Ici, la pluie est trop fine. Elle coule mollement sur les vieux bâtiments. Impudique, elle pénètre les corps anonymes. Elle s'attarde longtemps au fond de leurs prunelles vides. Elle exsude purulente des immeubles lépreux.

Inconstante, livide, elle recouvre la ville de sa capeline d'huile.

Inutile, stérile, elle délave le bitume crasseux. »


Le stylo bille dérape. Tremblante, Ophélie referme son carnet. Elle caresse l'arrête de cuir abîmé.

Elle inspire profondément.

Elle ravale ses larmes. Elle sourit tristement.

Là-haut, au travers de la lucarne, un pigeon frileux l'assure de son soutien.

Combien de temps la sépare des siens ?

Des semaines, tout au plus.

Et pourtant, c'est comme s'il s'était écoulé des siècles.

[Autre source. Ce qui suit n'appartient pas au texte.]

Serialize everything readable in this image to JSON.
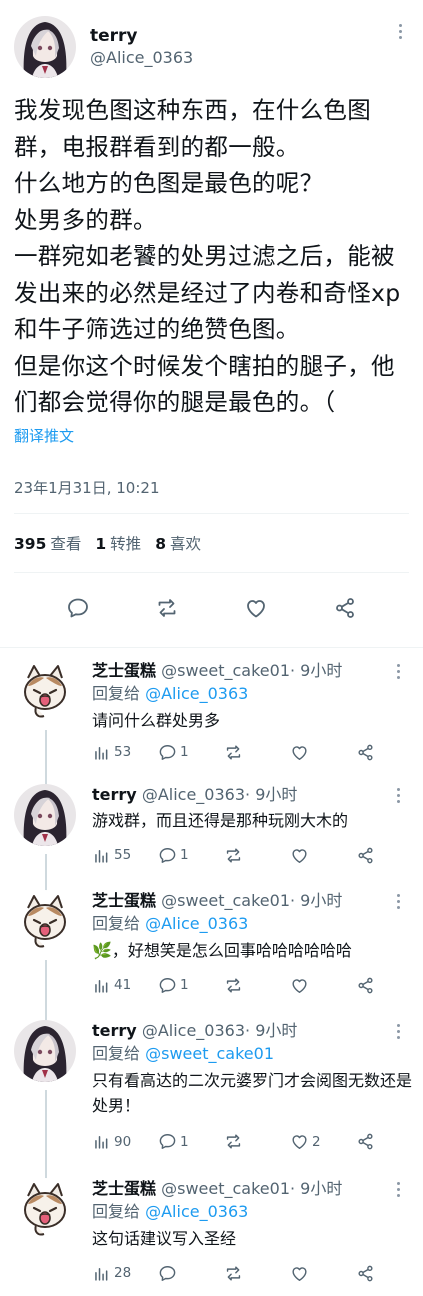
{
  "main_tweet": {
    "name": "terry",
    "handle": "@Alice_0363",
    "text": "我发现色图这种东西，在什么色图群，电报群看到的都一般。\n什么地方的色图是最色的呢？\n处男多的群。\n一群宛如老饕的处男过滤之后，能被发出来的必然是经过了内卷和奇怪xp和牛子筛选过的绝赞色图。\n但是你这个时候发个瞎拍的腿子，他们都会觉得你的腿是最色的。（",
    "translate_label": "翻译推文",
    "timestamp": "23年1月31日, 10:21",
    "stats": {
      "views_count": "395",
      "views_label": "查看",
      "retweets_count": "1",
      "retweets_label": "转推",
      "likes_count": "8",
      "likes_label": "喜欢"
    }
  },
  "replies": [
    {
      "name": "芝士蛋糕",
      "handle": "@sweet_cake01",
      "time": "· 9小时",
      "replying_prefix": "回复给",
      "replying_to": "@Alice_0363",
      "text": "请问什么群处男多",
      "views": "53",
      "replies": "1",
      "retweets": "",
      "likes": ""
    },
    {
      "name": "terry",
      "handle": "@Alice_0363",
      "time": "· 9小时",
      "replying_prefix": "",
      "replying_to": "",
      "text": "游戏群，而且还得是那种玩刚大木的",
      "views": "55",
      "replies": "1",
      "retweets": "",
      "likes": ""
    },
    {
      "name": "芝士蛋糕",
      "handle": "@sweet_cake01",
      "time": "· 9小时",
      "replying_prefix": "回复给",
      "replying_to": "@Alice_0363",
      "text": "🌿，好想笑是怎么回事哈哈哈哈哈哈",
      "views": "41",
      "replies": "1",
      "retweets": "",
      "likes": ""
    },
    {
      "name": "terry",
      "handle": "@Alice_0363",
      "time": "· 9小时",
      "replying_prefix": "回复给",
      "replying_to": "@sweet_cake01",
      "text": "只有看高达的二次元婆罗门才会阅图无数还是处男！",
      "views": "90",
      "replies": "1",
      "retweets": "",
      "likes": "2"
    },
    {
      "name": "芝士蛋糕",
      "handle": "@sweet_cake01",
      "time": "· 9小时",
      "replying_prefix": "回复给",
      "replying_to": "@Alice_0363",
      "text": "这句话建议写入圣经",
      "views": "28",
      "replies": "",
      "retweets": "",
      "likes": ""
    }
  ],
  "icons": [
    "more-icon",
    "reply-icon",
    "retweet-icon",
    "like-icon",
    "share-icon",
    "views-icon"
  ],
  "colors": {
    "accent": "#1d9bf0",
    "secondary_text": "#536471",
    "divider": "#eff3f4",
    "thread_line": "#cfd9de"
  }
}
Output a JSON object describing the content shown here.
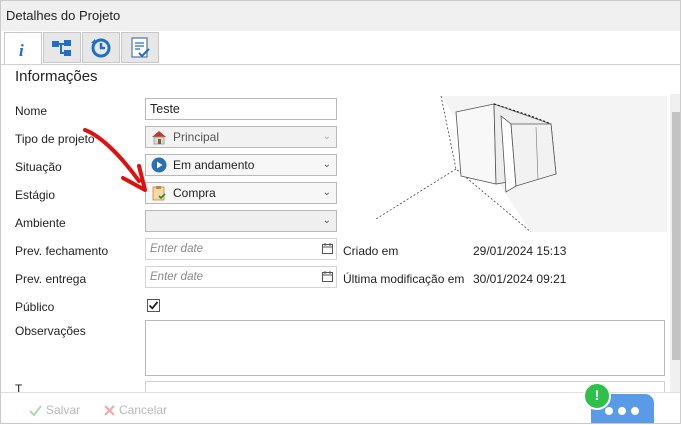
{
  "window": {
    "title": "Detalhes do Projeto"
  },
  "tabs": [
    {
      "icon": "info-icon",
      "active": true
    },
    {
      "icon": "hierarchy-icon",
      "active": false
    },
    {
      "icon": "history-icon",
      "active": false
    },
    {
      "icon": "checklist-icon",
      "active": false
    }
  ],
  "section": {
    "title": "Informações"
  },
  "form": {
    "nome": {
      "label": "Nome",
      "value": "Teste"
    },
    "tipo": {
      "label": "Tipo de projeto",
      "value": "Principal",
      "icon": "house-icon",
      "disabled": true
    },
    "situacao": {
      "label": "Situação",
      "value": "Em andamento",
      "icon": "play-circle-icon"
    },
    "estagio": {
      "label": "Estágio",
      "value": "Compra",
      "icon": "clipboard-icon"
    },
    "ambiente": {
      "label": "Ambiente",
      "value": ""
    },
    "prev_fechamento": {
      "label": "Prev. fechamento",
      "placeholder": "Enter date"
    },
    "prev_entrega": {
      "label": "Prev. entrega",
      "placeholder": "Enter date"
    },
    "publico": {
      "label": "Público",
      "checked": true
    },
    "observacoes": {
      "label": "Observações",
      "value": ""
    },
    "partial_label": "T"
  },
  "meta": {
    "criado_label": "Criado em",
    "criado_value": "29/01/2024 15:13",
    "modificado_label": "Última modificação em",
    "modificado_value": "30/01/2024 09:21"
  },
  "footer": {
    "save_label": "Salvar",
    "cancel_label": "Cancelar"
  },
  "chat": {
    "badge": "!"
  },
  "colors": {
    "accent": "#5a9be8",
    "badge": "#2fbf4b",
    "arrow": "#e01010"
  }
}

Comment un cœur aussi plein peut-il être aussi vide ?

Comment son propre choix peut-il être aussi difficile à suivre ?

Partir, s'éloigner, s'autoriser à foncer droit dans l'Aléatoire, tutoyer l'Inconnu, s'éprouver au sel des autres :  n'est-ce pas ce qu'elle avait toujours voulu ?

Et voilà que maintenant, alors qu'elle est enfin seule face à elle-même ; alors,  que plus Personne n'est là pour lui baliser le chemin,  elle ne trouverait plus la force de s'affronter ?

Nom d'un chien ! Qui peut avoir peur de soi à ce point ?

Ophélie fronce les sourcils. Sa mâchoire se crispe.

Surtout, ne pas s'écouter regretter.